Longlisted for the Center for Fiction’s First Novel Prize

“An extraordinary novel about the quiet and not so quiet horrors of war.” —Roxane Gay

Stephen King meets Tim O’Brien in John Milas’s The Militia House, a spine-tingling and boldly original gothic horror novel.

It’s 2010, and the recently promoted Corporal Loyette and his unit are finishing up their deployment at a new base in Kajaki, Afghanistan. Their duties here are straightforward—loading and unloading cargo into and out of helicopters—and their days are a mix of boredom and dread.

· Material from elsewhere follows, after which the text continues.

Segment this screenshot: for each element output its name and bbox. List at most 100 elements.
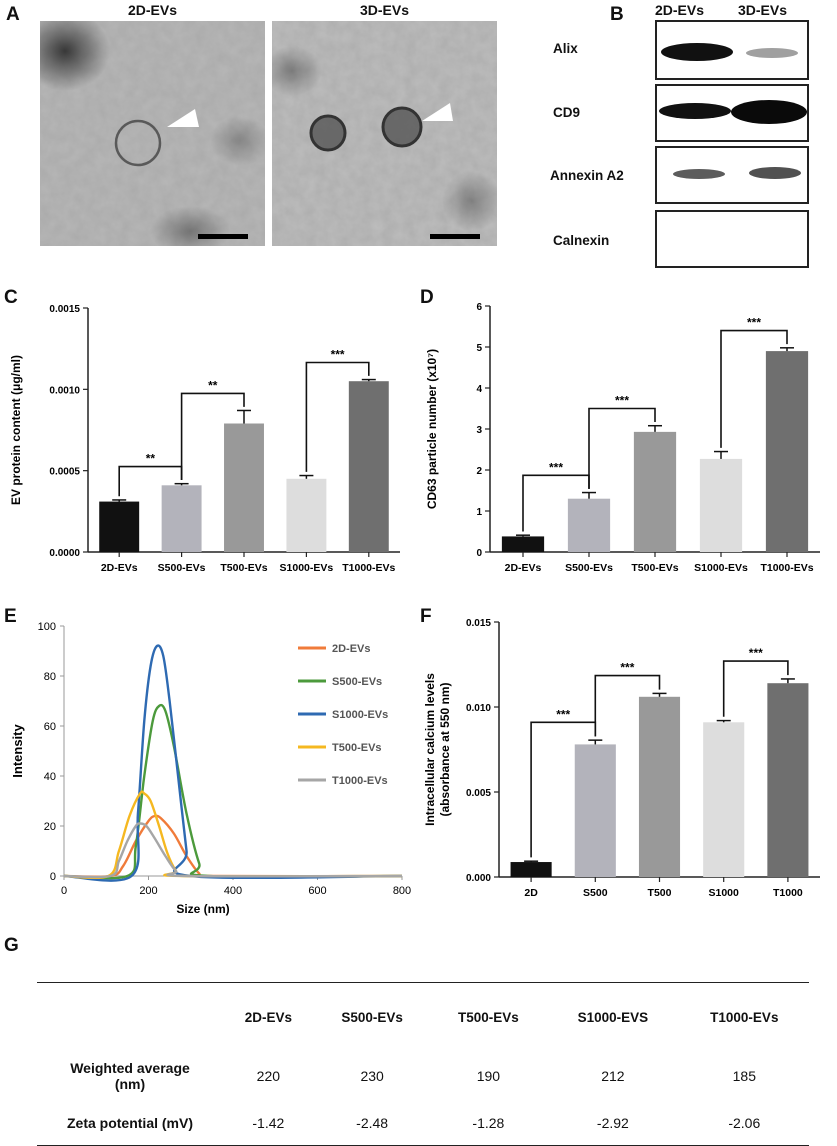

The Brits they’re replacing delight in telling them the history of the old barracks just off base, a Soviet-era militia house they claim is haunted, and Loyette and his men don’t need much convincing to make a clandestine trip outside the wire to explore it.

It’s a short, middle-of-the-day adventure, but the men experience a mounting agitation after their visit to the militia house. In the days that follow they try to forget about the strange, unsettling sights and sounds from the house, but things are increasingly . . . not right. Loyette becomes determined to ignore his and his marines’ growing unease, convinced that it’s just the strain of war playing tricks on them. But something about the militia house will not let them go.

Meticulously plotted and viscerally immediate in its telling, The Militia House is a gripping and brilliant exploration of the unceasing horrors of war that’s no more easily shaken than the militia house itself.